I know the weight of being a healthcare worker — especially as an immigrant.
You try to give the utmost care to your client, knowing that your presence already carries extra scrutiny. It comes with many challenges. The language has to be learned. Of course, you learn the basics — but it’s never enough. You may have skills, training, and experience — still not enough.
In healthcare, care alone is not sufficient.
You need to calm the client.
You need to build trust.
You need to form a relationship where the time spent together leads to the best possible outcome.
So yes, I agree that everyone should be kind to one another, without immediately assuming racism exists everywhere.
But I also understand this uncomfortable truth: why would a vulnerable or sick client trust someone who cannot communicate clearly, or understand their needs precisely, every single day?
As a personal support worker in Canada, I’ve faced challenges that were deeply unsettling.
In the early days after coming here, I experienced situations where clients openly said they did not want me as their staff — or that they did not want anyone with a different skin colour.

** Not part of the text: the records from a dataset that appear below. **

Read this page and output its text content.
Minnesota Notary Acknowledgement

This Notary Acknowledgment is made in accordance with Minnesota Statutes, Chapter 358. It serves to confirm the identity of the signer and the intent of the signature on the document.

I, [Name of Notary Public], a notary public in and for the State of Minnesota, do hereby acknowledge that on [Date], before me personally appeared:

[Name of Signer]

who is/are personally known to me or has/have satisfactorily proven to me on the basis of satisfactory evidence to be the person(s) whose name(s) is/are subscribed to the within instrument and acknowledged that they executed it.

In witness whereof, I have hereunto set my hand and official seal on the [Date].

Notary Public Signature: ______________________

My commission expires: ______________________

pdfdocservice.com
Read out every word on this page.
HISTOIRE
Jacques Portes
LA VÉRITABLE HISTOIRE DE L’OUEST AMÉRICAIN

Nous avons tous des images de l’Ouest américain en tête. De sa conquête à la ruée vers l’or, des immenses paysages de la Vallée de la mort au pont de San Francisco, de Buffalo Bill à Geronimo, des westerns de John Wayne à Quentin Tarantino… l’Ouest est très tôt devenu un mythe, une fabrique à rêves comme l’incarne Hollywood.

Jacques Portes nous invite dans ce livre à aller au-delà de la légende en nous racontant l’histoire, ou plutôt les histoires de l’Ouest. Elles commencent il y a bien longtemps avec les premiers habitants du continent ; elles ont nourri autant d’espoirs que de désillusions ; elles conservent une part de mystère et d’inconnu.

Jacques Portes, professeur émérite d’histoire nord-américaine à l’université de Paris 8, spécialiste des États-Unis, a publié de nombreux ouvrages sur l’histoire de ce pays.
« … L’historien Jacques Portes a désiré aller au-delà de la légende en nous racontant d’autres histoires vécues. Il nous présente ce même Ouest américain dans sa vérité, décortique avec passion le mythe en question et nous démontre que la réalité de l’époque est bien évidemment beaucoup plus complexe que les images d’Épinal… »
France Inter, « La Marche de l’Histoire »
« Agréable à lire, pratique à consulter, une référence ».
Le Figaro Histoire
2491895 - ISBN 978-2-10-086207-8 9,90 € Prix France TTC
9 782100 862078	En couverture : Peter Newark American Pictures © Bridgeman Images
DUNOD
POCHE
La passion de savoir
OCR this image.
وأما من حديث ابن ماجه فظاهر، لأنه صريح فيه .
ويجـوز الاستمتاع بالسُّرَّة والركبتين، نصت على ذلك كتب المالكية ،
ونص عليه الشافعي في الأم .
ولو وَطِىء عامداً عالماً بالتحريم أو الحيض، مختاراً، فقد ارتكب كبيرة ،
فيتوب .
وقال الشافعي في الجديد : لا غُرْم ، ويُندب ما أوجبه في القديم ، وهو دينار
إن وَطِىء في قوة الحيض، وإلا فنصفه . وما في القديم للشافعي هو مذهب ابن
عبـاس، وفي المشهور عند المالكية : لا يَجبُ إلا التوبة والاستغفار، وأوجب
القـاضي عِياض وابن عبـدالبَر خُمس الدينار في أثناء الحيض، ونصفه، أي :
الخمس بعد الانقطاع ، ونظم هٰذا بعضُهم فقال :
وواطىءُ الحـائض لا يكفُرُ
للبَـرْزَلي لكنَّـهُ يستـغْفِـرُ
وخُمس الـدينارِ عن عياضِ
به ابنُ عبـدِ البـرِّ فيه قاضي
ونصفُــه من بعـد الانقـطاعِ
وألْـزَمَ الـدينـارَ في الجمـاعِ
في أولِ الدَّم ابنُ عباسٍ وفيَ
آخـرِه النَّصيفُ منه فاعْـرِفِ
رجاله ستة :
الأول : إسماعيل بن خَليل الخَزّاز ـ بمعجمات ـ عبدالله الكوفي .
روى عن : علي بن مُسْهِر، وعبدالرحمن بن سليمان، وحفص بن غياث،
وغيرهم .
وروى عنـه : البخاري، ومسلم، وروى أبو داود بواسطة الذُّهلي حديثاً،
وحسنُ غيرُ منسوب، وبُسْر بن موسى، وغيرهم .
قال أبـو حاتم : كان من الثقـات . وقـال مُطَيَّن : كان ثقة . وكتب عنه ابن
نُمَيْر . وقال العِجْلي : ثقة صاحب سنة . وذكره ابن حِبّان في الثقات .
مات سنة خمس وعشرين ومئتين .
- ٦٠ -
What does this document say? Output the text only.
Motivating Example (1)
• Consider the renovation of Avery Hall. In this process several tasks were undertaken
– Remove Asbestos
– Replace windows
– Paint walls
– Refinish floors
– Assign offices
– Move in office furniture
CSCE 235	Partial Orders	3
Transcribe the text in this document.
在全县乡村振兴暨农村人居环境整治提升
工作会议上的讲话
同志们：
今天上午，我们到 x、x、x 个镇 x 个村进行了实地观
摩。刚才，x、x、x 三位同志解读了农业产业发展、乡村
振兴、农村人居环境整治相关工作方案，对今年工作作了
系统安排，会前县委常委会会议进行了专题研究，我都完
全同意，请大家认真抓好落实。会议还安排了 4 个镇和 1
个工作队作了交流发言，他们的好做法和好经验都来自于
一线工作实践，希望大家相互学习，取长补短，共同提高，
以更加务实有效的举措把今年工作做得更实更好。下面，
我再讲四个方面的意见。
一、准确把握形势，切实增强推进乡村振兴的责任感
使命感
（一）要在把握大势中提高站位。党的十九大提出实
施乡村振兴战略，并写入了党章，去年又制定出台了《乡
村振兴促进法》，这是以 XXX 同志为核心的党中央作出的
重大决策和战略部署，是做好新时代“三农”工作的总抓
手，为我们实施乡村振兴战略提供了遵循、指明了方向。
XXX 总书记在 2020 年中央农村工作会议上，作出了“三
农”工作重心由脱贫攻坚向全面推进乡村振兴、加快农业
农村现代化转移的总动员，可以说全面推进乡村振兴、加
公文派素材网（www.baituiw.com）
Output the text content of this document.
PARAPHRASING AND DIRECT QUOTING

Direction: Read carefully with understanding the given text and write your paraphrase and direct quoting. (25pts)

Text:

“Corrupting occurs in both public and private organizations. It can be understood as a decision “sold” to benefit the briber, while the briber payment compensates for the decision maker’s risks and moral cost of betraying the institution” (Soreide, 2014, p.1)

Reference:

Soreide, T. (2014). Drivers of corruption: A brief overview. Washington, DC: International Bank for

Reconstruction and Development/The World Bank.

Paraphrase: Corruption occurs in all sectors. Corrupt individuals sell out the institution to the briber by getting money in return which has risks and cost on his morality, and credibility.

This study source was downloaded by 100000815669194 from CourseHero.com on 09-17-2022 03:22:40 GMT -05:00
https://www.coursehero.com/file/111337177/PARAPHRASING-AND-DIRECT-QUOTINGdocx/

It was heartbreaking. I had the skills. But how do you build trust when rejection arrives before conversation?
I chose time over reaction.
I stayed calm.
I listened.
I observed.
I tried to communicate and engage, even when it felt one-sided.
Eventually, the client agreed to accept care from me. But one day, during a conversation, he said something that crossed a line:
“I should spank you if you don’t listen.”
I left the room without saying anything.
A coworker later told me they were shocked that I didn’t respond. But when everything is new — a new country, a new system, a language you’ve barely lived in — you don’t always know how to react. You’re balancing professionalism, survival, and communication all at once.
It took me a couple of days to process.
Then I went back to the client and said, calmly and clearly:
“I am a staff member who provides care to you. You will give me respect, and that respect will be reciprocated. Otherwise, I can ask my supervisor to change my assignment.”
That was it.
It never happened again.
Since then, I’ve applied this approach whenever a client makes an upsetting or unacceptable comment. Boundaries, once spoken clearly, often hold.
Recently, I witnessed another situation. A client was uncomfortable with a staff member from Nigeria. The staff member didn’t attempt communication or patience. He reported the incident immediately, stating the client didn’t want him because he was Black. His schedule was changed.
I don’t dismiss his pain. I don’t minimize humiliation.
But I wonder — in a profession like healthcare, where patience is essential and rapport is inevitable, how do we decide when to walk away and when to try?
I understand how hard it is to show up when you’re hurt.
But from my perspective, when a client is vulnerable or in pain, you cannot always control how they feel about you in that moment. That doesn’t excuse disrespect — but it complicates the situation.
While we speak about communication, I believe immigrants carry responsibility too.
Language isn’t just vocabulary. It’s tone, slang, metaphors, pauses, humor, and cultural context. Many local staff gossip or make comments openly, assuming immigrants won’t understand. Sometimes, they’re right — and that realization is deeply painful.
Personally, I started listening to the radio while driving. I watched old shows, series, and sitcoms. I paid attention to how people speak, joke, complain, and soften words. Not because I wanted to erase myself — but because I chose to live here.
So the question remains:
Is it only the responsibility of immigrants to adapt, learn, and endure?
Or is it also the responsibility of local communities to welcome, communicate, and treat everyone with dignity?